Multiple outputs. If you need intermediate results for different purposes later, name them. A pipeline produces one result. If you need the filtered data and the summary, use two separate pipelines from a shared intermediate.

adelie <- penguins |> filter(species == "Adelie")

# Two different analyses from the same intermediate
adelie |> summarise(mean_mass = mean(body_mass_g, na.rm = TRUE))
#> # A tibble: 1 × 1
#>   mean_mass
#>       <dbl>
#> 1     3701.
adelie |> count(island)
#> # A tibble: 3 × 2
#>   island        n
#>   <fct>     <int>
#> 1 Biscoe       44
#> 2 Dream        56
#> 3 Torgersen    52

Long chains. Past eight or ten steps, break the pipeline. Name the intermediate result at a meaningful boundary. A pipeline that scrolls off the screen tells a run-on story.

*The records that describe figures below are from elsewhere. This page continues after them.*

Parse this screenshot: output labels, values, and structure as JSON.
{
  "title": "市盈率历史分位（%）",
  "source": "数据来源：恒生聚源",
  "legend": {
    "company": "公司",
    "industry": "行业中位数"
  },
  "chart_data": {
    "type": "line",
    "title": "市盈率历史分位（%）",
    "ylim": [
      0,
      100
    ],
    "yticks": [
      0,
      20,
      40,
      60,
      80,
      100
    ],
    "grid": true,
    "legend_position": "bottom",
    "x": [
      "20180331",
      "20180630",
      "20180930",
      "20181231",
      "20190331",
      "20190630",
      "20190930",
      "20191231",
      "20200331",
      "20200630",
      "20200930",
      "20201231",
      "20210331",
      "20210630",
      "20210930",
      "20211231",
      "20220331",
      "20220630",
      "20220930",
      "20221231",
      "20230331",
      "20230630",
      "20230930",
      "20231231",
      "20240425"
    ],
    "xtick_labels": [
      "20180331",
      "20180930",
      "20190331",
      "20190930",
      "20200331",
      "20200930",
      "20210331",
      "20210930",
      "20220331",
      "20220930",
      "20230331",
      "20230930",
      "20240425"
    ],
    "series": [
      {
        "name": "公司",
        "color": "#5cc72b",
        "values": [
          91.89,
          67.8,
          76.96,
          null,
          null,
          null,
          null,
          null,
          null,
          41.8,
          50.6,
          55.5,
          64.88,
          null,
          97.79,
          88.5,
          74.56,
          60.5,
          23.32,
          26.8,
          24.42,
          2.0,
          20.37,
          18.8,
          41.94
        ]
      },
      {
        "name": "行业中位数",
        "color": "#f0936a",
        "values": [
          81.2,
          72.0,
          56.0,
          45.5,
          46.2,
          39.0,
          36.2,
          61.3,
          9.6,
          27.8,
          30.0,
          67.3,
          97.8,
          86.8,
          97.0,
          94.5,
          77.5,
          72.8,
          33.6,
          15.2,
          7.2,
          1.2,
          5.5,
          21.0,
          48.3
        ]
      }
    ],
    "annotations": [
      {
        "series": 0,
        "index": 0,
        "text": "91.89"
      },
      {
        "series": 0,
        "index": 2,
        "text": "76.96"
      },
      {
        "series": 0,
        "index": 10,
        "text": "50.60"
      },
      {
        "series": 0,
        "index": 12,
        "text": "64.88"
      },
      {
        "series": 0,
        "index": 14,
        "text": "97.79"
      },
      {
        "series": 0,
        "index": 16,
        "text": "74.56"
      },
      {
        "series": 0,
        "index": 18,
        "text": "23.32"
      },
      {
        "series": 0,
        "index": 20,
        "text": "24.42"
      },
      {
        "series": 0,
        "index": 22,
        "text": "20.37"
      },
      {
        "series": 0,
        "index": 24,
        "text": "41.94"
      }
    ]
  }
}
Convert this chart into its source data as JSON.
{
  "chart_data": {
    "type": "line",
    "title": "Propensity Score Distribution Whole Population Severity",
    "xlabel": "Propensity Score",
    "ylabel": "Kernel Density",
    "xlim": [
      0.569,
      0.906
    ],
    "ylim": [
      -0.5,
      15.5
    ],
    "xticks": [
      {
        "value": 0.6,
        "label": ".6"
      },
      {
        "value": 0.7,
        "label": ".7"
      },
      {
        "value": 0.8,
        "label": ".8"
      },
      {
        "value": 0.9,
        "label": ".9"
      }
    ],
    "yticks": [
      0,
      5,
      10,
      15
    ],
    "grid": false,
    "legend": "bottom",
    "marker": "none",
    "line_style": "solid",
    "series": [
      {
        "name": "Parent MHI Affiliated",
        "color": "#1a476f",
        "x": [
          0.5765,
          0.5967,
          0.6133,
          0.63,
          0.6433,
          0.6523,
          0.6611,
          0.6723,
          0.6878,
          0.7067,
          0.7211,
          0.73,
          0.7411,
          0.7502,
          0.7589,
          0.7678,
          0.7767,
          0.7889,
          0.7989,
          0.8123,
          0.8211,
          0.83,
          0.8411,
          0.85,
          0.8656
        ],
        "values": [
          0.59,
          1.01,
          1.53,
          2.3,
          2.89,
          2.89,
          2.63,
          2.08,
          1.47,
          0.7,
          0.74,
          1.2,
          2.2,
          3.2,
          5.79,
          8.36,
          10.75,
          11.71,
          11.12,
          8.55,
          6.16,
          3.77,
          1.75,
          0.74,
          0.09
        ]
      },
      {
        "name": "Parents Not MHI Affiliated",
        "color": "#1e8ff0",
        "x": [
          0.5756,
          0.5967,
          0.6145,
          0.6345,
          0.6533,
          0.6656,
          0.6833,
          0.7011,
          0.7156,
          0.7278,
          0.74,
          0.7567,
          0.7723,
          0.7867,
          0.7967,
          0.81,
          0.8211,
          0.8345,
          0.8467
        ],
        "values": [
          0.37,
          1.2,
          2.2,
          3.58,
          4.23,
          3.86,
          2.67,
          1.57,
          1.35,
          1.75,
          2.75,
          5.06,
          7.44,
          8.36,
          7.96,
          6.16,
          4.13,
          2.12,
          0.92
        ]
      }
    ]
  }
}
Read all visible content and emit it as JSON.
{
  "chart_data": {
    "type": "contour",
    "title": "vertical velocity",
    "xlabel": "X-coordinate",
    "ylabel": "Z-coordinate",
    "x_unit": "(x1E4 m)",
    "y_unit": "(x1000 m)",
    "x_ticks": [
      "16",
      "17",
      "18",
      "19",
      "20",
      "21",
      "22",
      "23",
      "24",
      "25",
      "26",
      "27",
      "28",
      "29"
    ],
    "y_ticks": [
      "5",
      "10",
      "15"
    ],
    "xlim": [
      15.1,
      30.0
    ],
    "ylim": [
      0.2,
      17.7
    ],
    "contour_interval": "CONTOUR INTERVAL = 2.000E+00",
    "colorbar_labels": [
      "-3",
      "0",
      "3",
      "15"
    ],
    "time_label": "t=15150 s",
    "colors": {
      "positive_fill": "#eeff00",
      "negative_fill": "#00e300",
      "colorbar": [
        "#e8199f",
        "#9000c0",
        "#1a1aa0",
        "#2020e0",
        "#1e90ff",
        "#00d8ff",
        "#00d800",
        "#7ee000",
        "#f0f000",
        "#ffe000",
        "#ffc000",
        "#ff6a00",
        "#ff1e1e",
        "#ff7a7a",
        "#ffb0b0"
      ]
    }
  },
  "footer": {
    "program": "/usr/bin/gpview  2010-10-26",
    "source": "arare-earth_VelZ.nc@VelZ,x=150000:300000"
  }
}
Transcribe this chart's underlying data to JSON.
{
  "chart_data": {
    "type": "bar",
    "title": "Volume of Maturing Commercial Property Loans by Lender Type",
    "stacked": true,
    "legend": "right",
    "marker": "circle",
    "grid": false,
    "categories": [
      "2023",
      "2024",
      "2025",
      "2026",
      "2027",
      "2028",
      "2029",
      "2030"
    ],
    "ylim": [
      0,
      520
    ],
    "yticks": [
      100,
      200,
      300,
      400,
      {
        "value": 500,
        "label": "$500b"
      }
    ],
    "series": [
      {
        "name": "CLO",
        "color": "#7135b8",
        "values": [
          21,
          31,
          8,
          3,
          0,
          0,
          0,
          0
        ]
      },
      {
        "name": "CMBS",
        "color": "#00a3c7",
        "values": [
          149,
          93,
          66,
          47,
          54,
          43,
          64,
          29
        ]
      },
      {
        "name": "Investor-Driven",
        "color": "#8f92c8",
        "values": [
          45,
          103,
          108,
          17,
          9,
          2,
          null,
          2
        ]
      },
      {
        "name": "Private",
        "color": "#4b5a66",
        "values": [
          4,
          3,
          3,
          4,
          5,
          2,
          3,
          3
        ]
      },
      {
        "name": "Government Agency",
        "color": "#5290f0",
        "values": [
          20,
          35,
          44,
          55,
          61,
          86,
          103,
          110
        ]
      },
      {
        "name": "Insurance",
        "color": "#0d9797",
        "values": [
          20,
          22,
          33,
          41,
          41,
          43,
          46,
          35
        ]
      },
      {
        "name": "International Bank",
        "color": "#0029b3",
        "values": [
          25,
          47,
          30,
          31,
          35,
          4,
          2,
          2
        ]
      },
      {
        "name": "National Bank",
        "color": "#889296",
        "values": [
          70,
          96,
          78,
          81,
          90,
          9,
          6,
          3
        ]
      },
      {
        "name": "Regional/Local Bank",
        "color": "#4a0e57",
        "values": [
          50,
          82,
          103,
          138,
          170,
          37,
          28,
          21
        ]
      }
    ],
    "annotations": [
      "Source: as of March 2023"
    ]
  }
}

Side effects in the middle. print(), write.csv(), and plot() produce side effects. They belong at the end of a pipeline, not in the middle. Putting a side effect between two transformations interrupts the data flow and makes the pipeline harder to reason about.

Debugging. When a pipeline produces unexpected output, break it apart. Assign intermediates, inspect each one, find the step that goes wrong. Once you’ve fixed it, reassemble the pipeline.

TipOpinion

A pipe should tell a story. If it reads like a run-on sentence, break it into paragraphs. Name the paragraph boundaries with meaningful variable names, not temp1 and temp2.

Exercises

  1. The following pipeline tries to do too much. Break it into two or three named steps with meaningful names:
penguins |>
  filter(!is.na(body_mass_g)) |>
  mutate(mass_kg = body_mass_g / 1000) |>
  group_by(species) |>
  summarise(mean_kg = mean(mass_kg)) |>
  arrange(desc(mean_kg)) |>
  mutate(label = paste(species, round(mean_kg, 1), "kg"))
  1. Why is putting write.csv() in the middle of a pipeline (between filter and summarise) a bad idea? What could go wrong?
  2. You need both a summary table (mean mass per species) and a filtered dataset (Adelie penguins only) from penguins. Write code that avoids repeating the filter(!is.na(body_mass_g)) step.